If the node you're currently at has a right subtree, then the in order successor of that tree must be the very first node that would be visited in that subtree during an in order traversal, which is the smallest element of that tree. You can find this by descending into the right subtree, then marching down the left spine of the tree until you find the leftmost node.
If the node does not have a right subtree, then it's the largest node in some subtree. If you think about how the recursion works, the next step in an in order traversal would be to have all the recursive calls that just finished expanding their right subtrees return. Once this last frame returns, you'll visit the node of the first tree that expanded just its left subtree. Consequently, the in order successor of the node can be found by walking up the tree until you reach a node that's a left child. The parent of this node is then your successor. Alternatively, as an edge case, if you hit the root of the tree, that would also be your successor.
Hope this helps!
I need an algorithm for returning the successor node of some arbitrary node of the
given binary search tree.
To give you an answer with the same level of detail as your question: Go up until going right is possible, and then left until you reach a leaf.

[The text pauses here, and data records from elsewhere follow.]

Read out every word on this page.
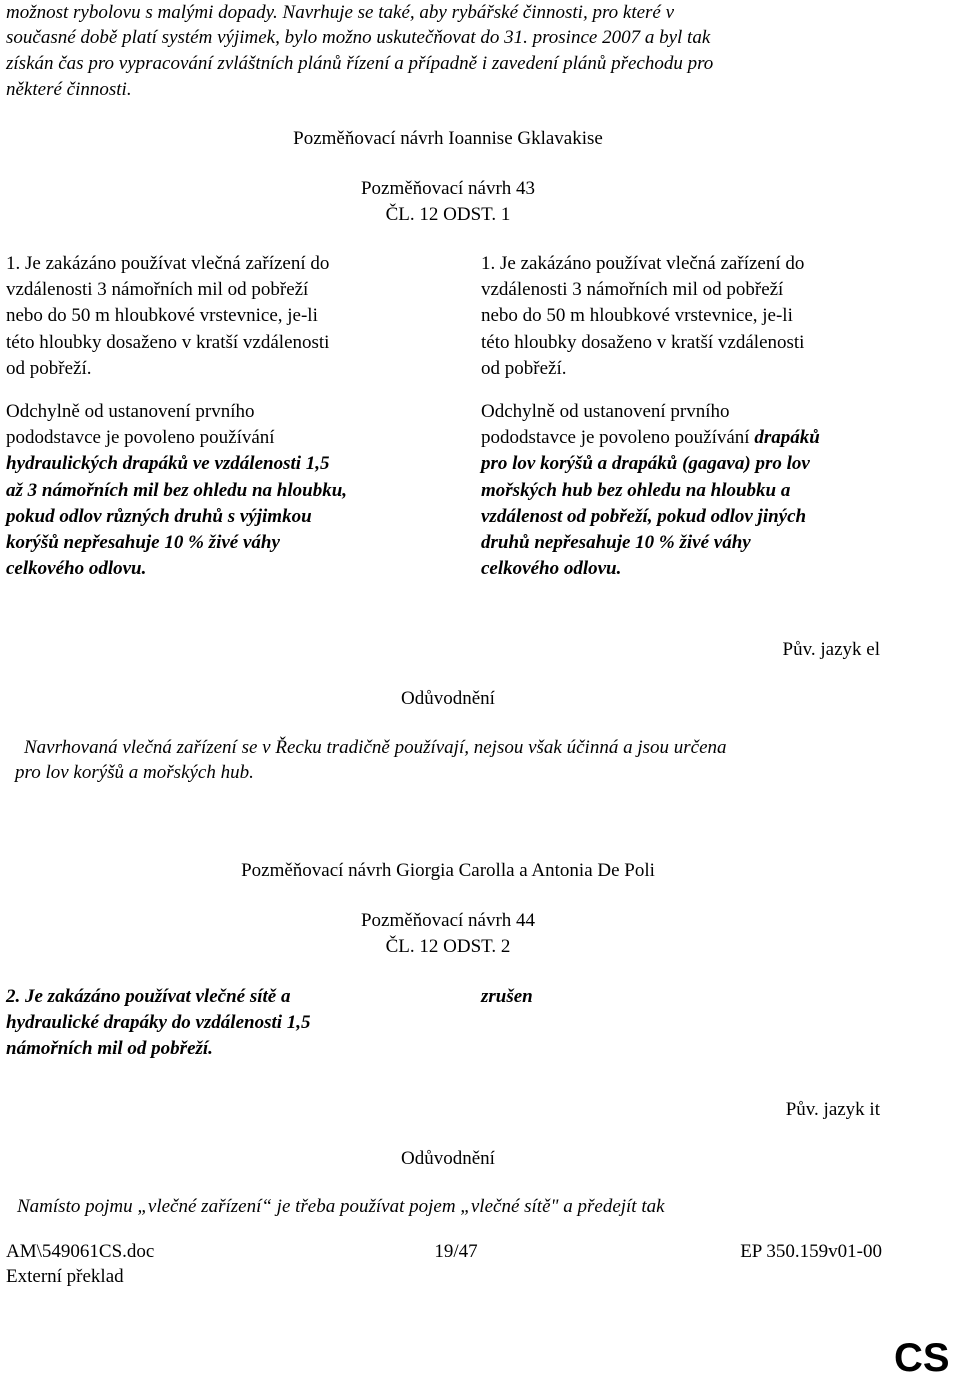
možnost rybolovu s malými dopady. Navrhuje se také, aby rybářské činnosti, pro které v
současné době platí systém výjimek, bylo možno uskutečňovat do 31. prosince 2007 a byl tak
získán čas pro vypracování zvláštních plánů řízení a případně i zavedení plánů přechodu pro
některé činnosti.
Pozměňovací návrh Ioannise Gklavakise
Pozměňovací návrh 43
ČL. 12 ODST. 1
1. Je zakázáno používat vlečná zařízení do
vzdálenosti 3 námořních mil od pobřeží
nebo do 50 m hloubkové vrstevnice, je-li
této hloubky dosaženo v kratší vzdálenosti
od pobřeží.
Odchylně od ustanovení prvního
pododstavce je povoleno používání
hydraulických drapáků ve vzdálenosti 1,5
až 3 námořních mil bez ohledu na hloubku,
pokud odlov různých druhů s výjimkou
korýšů nepřesahuje 10 % živé váhy
celkového odlovu.
1. Je zakázáno používat vlečná zařízení do
vzdálenosti 3 námořních mil od pobřeží
nebo do 50 m hloubkové vrstevnice, je-li
této hloubky dosaženo v kratší vzdálenosti
od pobřeží.
Odchylně od ustanovení prvního
pododstavce je povoleno používání drapáků
pro lov korýšů a drapáků (gagava) pro lov
mořských hub bez ohledu na hloubku a
vzdálenost od pobřeží, pokud odlov jiných
druhů nepřesahuje 10 % živé váhy
celkového odlovu.
Pův. jazyk el
Odůvodnění
Navrhovaná vlečná zařízení se v Řecku tradičně používají, nejsou však účinná a jsou určena
pro lov korýšů a mořských hub.
Pozměňovací návrh Giorgia Carolla a Antonia De Poli
Pozměňovací návrh 44
ČL. 12 ODST. 2
2. Je zakázáno používat vlečné sítě a
hydraulické drapáky do vzdálenosti 1,5
námořních mil od pobřeží.
zrušen
Pův. jazyk it
Odůvodnění
Namísto pojmu „vlečné zařízení“ je třeba používat pojem „vlečné sítě" a předejít tak
AM\549061CS.doc	19/47	EP 350.159v01-00
Externí překlad
CS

There are two general approaches:
If your binary tree nodes have pointers to their parent node, then you can traverse directly from the node to the successor node. You will have to determine how to use the parent pointers to do the traversal.
If your binary tree nodes do not have parent pointers, then you will have to do an inorder traversal of the tree starting at the root (presumably you have a root node pointer) and return the next node after the given node.
You need to maintain a zipper as you descend the tree. A zipper is simply a list of the nodes you have traversed, and for each an indication of whether you next went left or right.
It allows you to travel back up in the tree even if there aren't any pointers from children to parents.
The algorithm for successor is to go back (up in the zipper) as long as you were coming from the left, then go right once, and then descend to the leftmost child.
It's easier with a figure...
The successor of a node implies you are looking for an inorder successor.
The following method helps you determine the inorder successor WITHOUT ANY PARENT NODE OR EXTRA SPACE NON-RECURSIVELY
struct node * inOrderSuccessor(struct node *root, struct node *n)
{
//*If the node has a right child, return the smallest value of the right sub tree*
if( n->right != NULL )
return minValue(n->right);
//*Return the first ancestor in whose left subtree, node n lies*
struct node *succ=NULL;
while(root)
{
if(n->datadata < root->data)
{
succ=root; root=root->left;
}
else if(n->data > root->data)
root=root->right;
else break;
}
return succ;
}
I'm quite certain this is right. Do correct me if I am wrong. Thanks.